Trump’s declining influence on public discourse

Opponents are using his own tactics against him as his domination of the wider conversation fades.

I was reluctant to write another analysis piece on Donald Trump this week. There’s a lot of other fascinating stuff to talk about, but it’s very hard to look anywhere else at the moment.

And then I saw a Trump trend that actually seemed genuinely interesting — his falling presence in public discourse.

Source: Kaleida, Feb 2017

We’ve tracked over 25,000 articles about Donald Trump over the last three months from about 20 leading publishers in the US and UK. Trump articles average about 4,500 shares on Facebook compared with 1,700 shares on average for all other articles. That rate peaked at 6,700 shares per Trump article the last week in January.

Now that his ratings have fallen performance is running at a normal-ish level, though he will surely climb again. When they do he will have a long way to go to reach Obama’s levels. Obama coverage peaked at 9,500 shares per article and averaged 5,500 over the same 3-month period we’re looking at here. Some of that was clearly related to Trump, but Trump performance figures surely benefitted from Obama’s draw, as well.

This is where things can get really interesting.

Kaleida can identify both the subjects with high correlation and those with a noticeably significant relationship to Trump. For example, the White House, Russia and Muslim all have high correlation scores. They get mentioned together a lot. This week Shinzō Abe, Nordstrom, Saturday Night Live and now Michael Flynn are showing a significant relationship to Trump. Those subjects are outperforming the norm.

Trump seems to account for over a third of public discourse most of the time. Then by including related subjects his numbers get closer to 50%. The last week in January Trump and his network accounted for nearly two thirds of all coverage shared on Facebook.

We discussed this idea of the Trump lift before. He uses it as a weapon. Trump’s tweet about Lockheed-Martin in December cut $4bn in value off their stock.

But Twitter is a conversation, and those opposing Trump’s agenda are learning how to play Trump at his own game.

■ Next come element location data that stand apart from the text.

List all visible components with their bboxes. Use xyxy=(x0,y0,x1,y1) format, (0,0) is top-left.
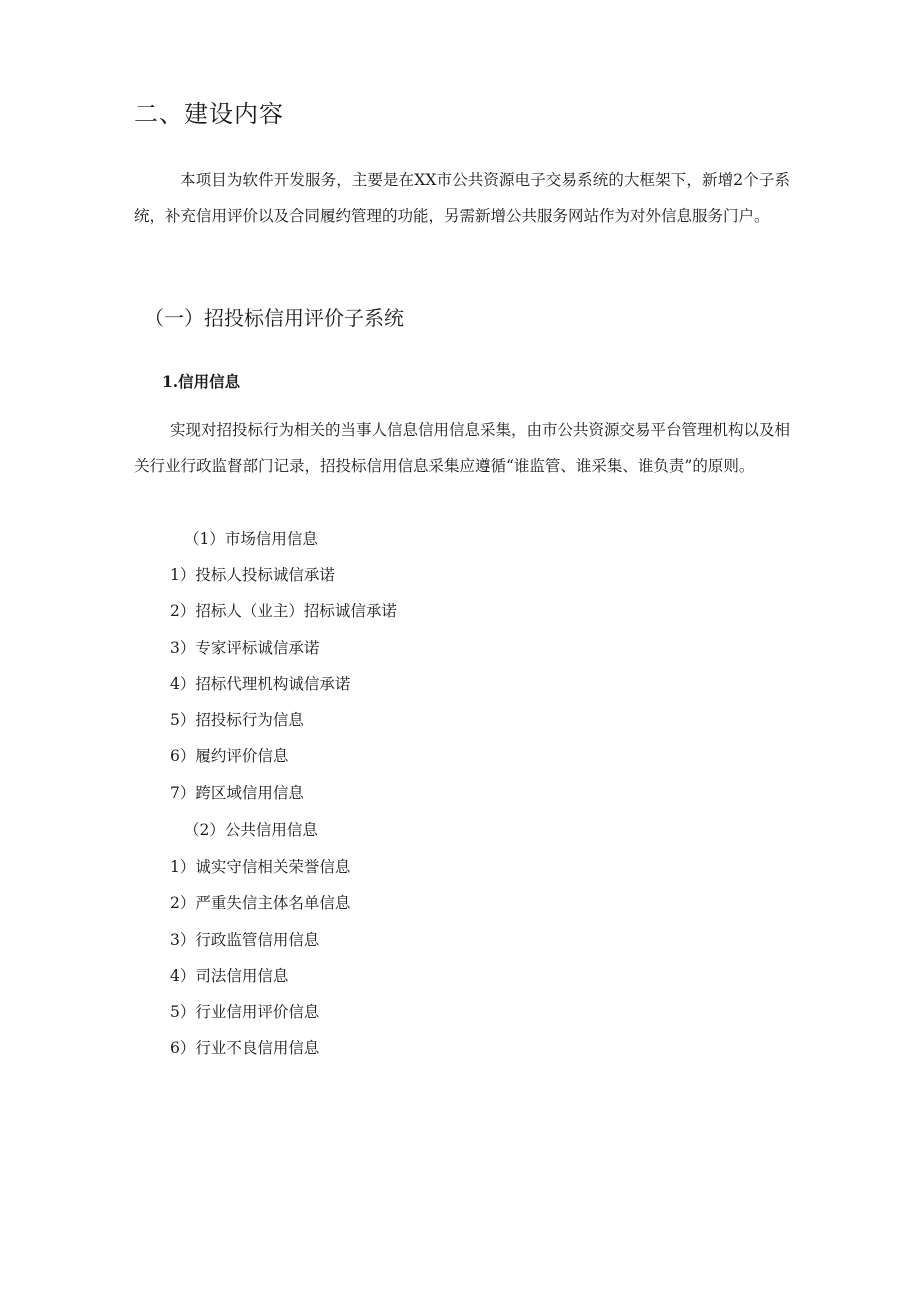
list-item: 3）专家评标诚信承诺 xyxy=(170,638,320,657)
public-credit-list xyxy=(170,849,350,1067)
list-item: 1）诚实守信相关荣誉信息 xyxy=(170,858,351,876)
credit-info-heading: 1.信用信息 xyxy=(162,372,241,391)
list-item: 2）严重失信主体名单信息 xyxy=(170,894,351,913)
list-item: 2）招标人（业主）招标诚信承诺 xyxy=(170,602,397,621)
list-item: 5）行业信用评价信息 xyxy=(170,1003,320,1022)
list-item: 4）司法信用信息 xyxy=(170,966,289,985)
section-heading: 二、建设内容 xyxy=(134,100,284,128)
market-credit-title: （1）市场信用信息 xyxy=(184,530,318,548)
list-item: 5）招投标行为信息 xyxy=(170,711,304,730)
list-item: 7）跨区域信用信息 xyxy=(170,783,304,802)
list-item: 3）行政监管信用信息 xyxy=(170,930,320,949)
public-credit-title: （2）公共信用信息 xyxy=(184,821,318,839)
credit-info-description: 实现对招投标行为相关的当事人信息信用信息采集，由市公共资源交易平台管理机构以及相关行业行政监督部门记录，招投标信用信息采集应遵循“谁监管、谁采集、谁负责”的原则。 xyxy=(134,421,791,475)
market-credit-list xyxy=(170,557,397,811)
list-item: 1）投标人投标诚信承诺 xyxy=(170,566,335,584)
list-item: 4）招标代理机构诚信承诺 xyxy=(170,674,351,693)
list-item: 6）履约评价信息 xyxy=(170,747,289,766)
list-item: 6）行业不良信用信息 xyxy=(170,1039,320,1058)
subsection-heading: （一）招投标信用评价子系统 xyxy=(144,306,404,330)
intro-paragraph: 本项目为软件开发服务，主要是在XX市公共资源电子交易系统的大框架下，新增2个子系统，补充信用评价以及合同履约管理的功能，另需新增公共服务网站作为对外信息服务门户。 xyxy=(134,171,790,225)
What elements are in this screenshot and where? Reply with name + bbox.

US retailer Nordstrom recently cancelled their contracts with Ivanka Trump and her fashion line, apparently due to poor sales. They may have used the opportunity to troll the President knowing that his influence might help them. And, in fact, Trump’s aggressive response to the company inspired a massive surge in Nordstrom’s stock price.

Trump knows a thing or two about trolling powerful people and using their position to garner support for his own agenda. Perhaps more people were paying attention to his antics than he realized. Kmart and Sears have both joined in the game this week.

If Trump is able to build more strength across a network it could be harder to beat him at the attention game. He is in a very powerful position. But the same tool he is using to build that position could be the one that strengthens his opponents.

The name of the game at this point is trolling. It may not last. But, then again, it may have just started.